Ella dejó el tenedor en el plato, se estremeció.

– Entendido -murmuró-. He oído hablar de ellos. ¿Suelen atacar el pueblo?

– No. Somos demasiadas personas y estamos demasiado bien protegidos, pero se aprovechan de las personas que deciden viajar por el desierto a su antojo. O de aquéllos que son demasiado pequeños para protegerse.

Ella clavó la mirada en su mejilla.

– He oído que fue secuestrado cuando era más joven.

El asintió.

– Tenía quince años y salí a caballo con mis amigos. Estaban esperándonos y sólo me llevaron a mí. Le pidieron dinero a mi padre.

– ¿Y el rey pagó?

– Me escapé antes de que empezasen las negociaciones -«y maté a un hombre», pensó con tristeza. No se sentía orgulloso de ello, pero no había tenido elección.

– Al menos sacó una cicatriz de la experiencia. Eso atrae mucho a las mujeres.

– Yo no necesito ninguna cicatriz.

– Pero ayuda.

Victoria sonrió y Kateb se fijó en su boca. Le gustaba que bromease con él, tal vez porque era la única que lo hacía.

Cuando hubieron terminado de cenar, ella preguntó:

– ¿Se supone que debo recoger la mesa?

– Por supuesto.

– La próxima vez me gustaría representar el papel del guapo príncipe -gruño-. Usted podría ser la camarera.

– Eso es poco probable.

Victoria puso los ojos en blanco, se levantó y se inclinó a recogerle el plato. Al hacerlo, el escote del vestido se separó de su cuerpo, lo que permitió que Kateb viese sus pechos. Tenían la forma y el tamaño perfecto para sus manos. Victoria se incorporó enseguida, pero lo que había visto Kateb había sido suficiente para saber que le gustaría hacer el amor con ella.

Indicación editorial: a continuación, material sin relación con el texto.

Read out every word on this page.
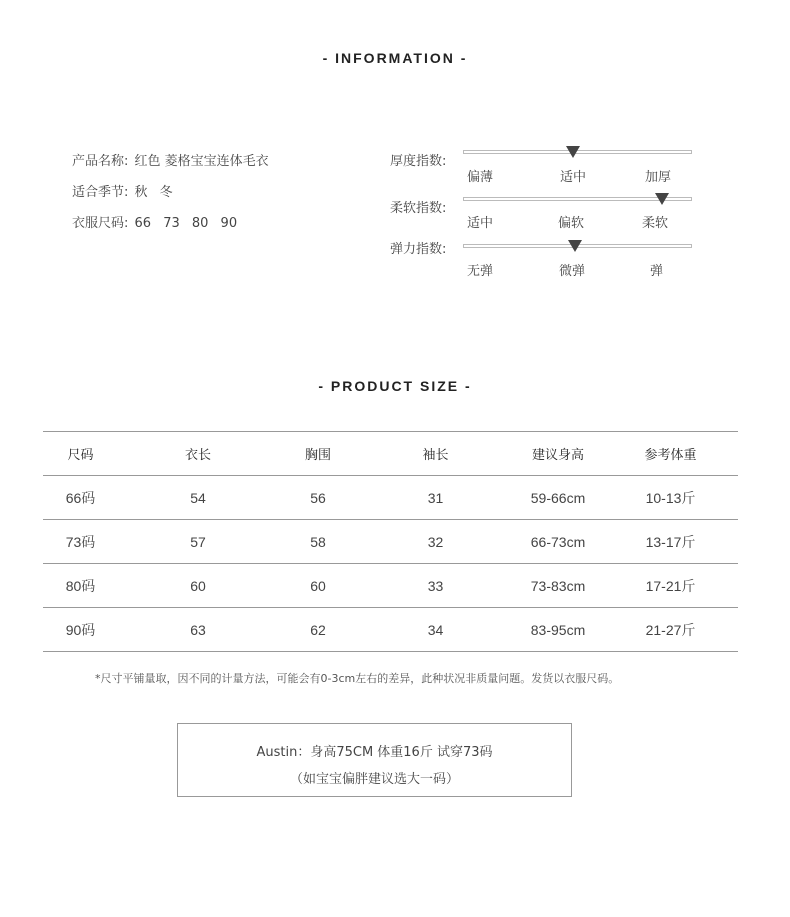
- INFORMATION -
产品名称: 红色 菱格宝宝连体毛衣
适合季节: 秋 冬
衣服尺码: 66 73 80 90
厚度指数:
偏薄	适中	加厚
柔软指数:
适中	偏软	柔软
弹力指数:
无弹	微弹	弹
- PRODUCT SIZE -
尺码	衣长	胸围	袖长	建议身高	参考体重
66码	54	56	31	59-66cm	10-13斤
73码	57	58	32	66-73cm	13-17斤
80码	60	60	33	73-83cm	17-21斤
90码	63	62	34	83-95cm	21-27斤
*尺寸平铺量取，因不同的计量方法，可能会有0-3cm左右的差异，此种状况非质量问题。发货以衣服尺码。
Austin：身高75CM 体重16斤 试穿73码
（如宝宝偏胖建议选大一码）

Después de colocar los platos sucios en una bandeja, Victoria se quedó al lado de la mesa.

– Y ahora, ¿qué?

– El café -contestó él señalando hacia un rincón.

Ella se acercó y al ver lo que había allí, se volvió con los brazos en jarra.

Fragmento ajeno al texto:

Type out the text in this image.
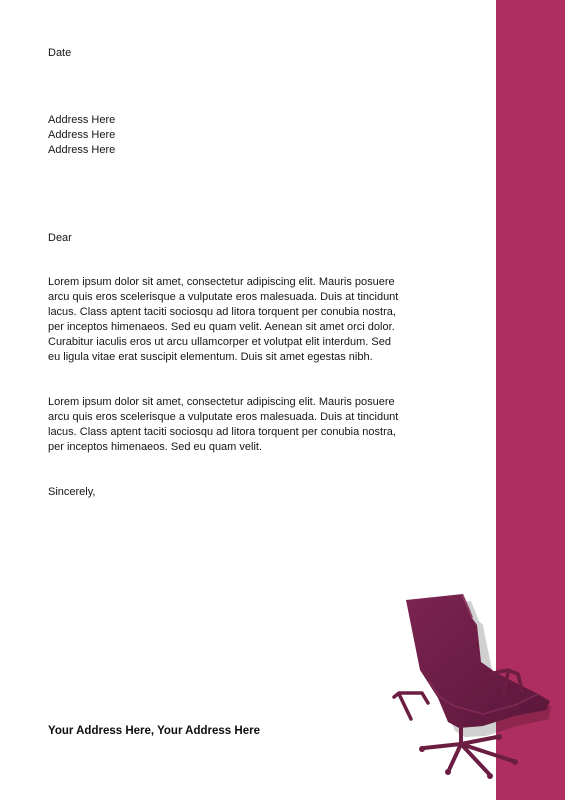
Date
Address Here
Address Here
Address Here
Dear

Lorem ipsum dolor sit amet, consectetur adipiscing elit. Mauris posuere arcu quis eros scelerisque a vulputate eros malesuada. Duis at tincidunt lacus. Class aptent taciti sociosqu ad litora torquent per conubia nostra, per inceptos himenaeos. Sed eu quam velit. Aenean sit amet orci dolor. Curabitur iaculis eros ut arcu ullamcorper et volutpat elit interdum. Sed eu ligula vitae erat suscipit elementum. Duis sit amet egestas nibh.

Lorem ipsum dolor sit amet, consectetur adipiscing elit. Mauris posuere arcu quis eros scelerisque a vulputate eros malesuada. Duis at tincidunt lacus. Class aptent taciti sociosqu ad litora torquent per conubia nostra, per inceptos himenaeos. Sed eu quam velit.

Sincerely,
Your Address Here, Your Address Here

– Debe de ser una broma -comentó.

– ¿Si?

– ¿Qué ha pasado con eso de ser uno con la naturaleza? -preguntó, señalando la máquina de café que había encima de la mesa-. Con esto se puede hacer hasta espuma. La gente que es una con el desierto no sirve los cafés con espuma.

– Tal vez la leche sea de cabra.

– Y tal vez usted sea un metrosexual disfrazado.

– ¿Te estás burlando de mí?

– Sí. Me estoy burlando de usted. ¿Una máquina de café? No puedo creerlo. Supongo que espera que le prepare el café.

– Por supuesto.

– Espero que se pase toda la noche sin pegar ojo -luego, Victoria volvió a mirar la máquina de café-. Ha tenido suerte. Tenemos una igual en el comedor del palacio. Sé cómo manejarla.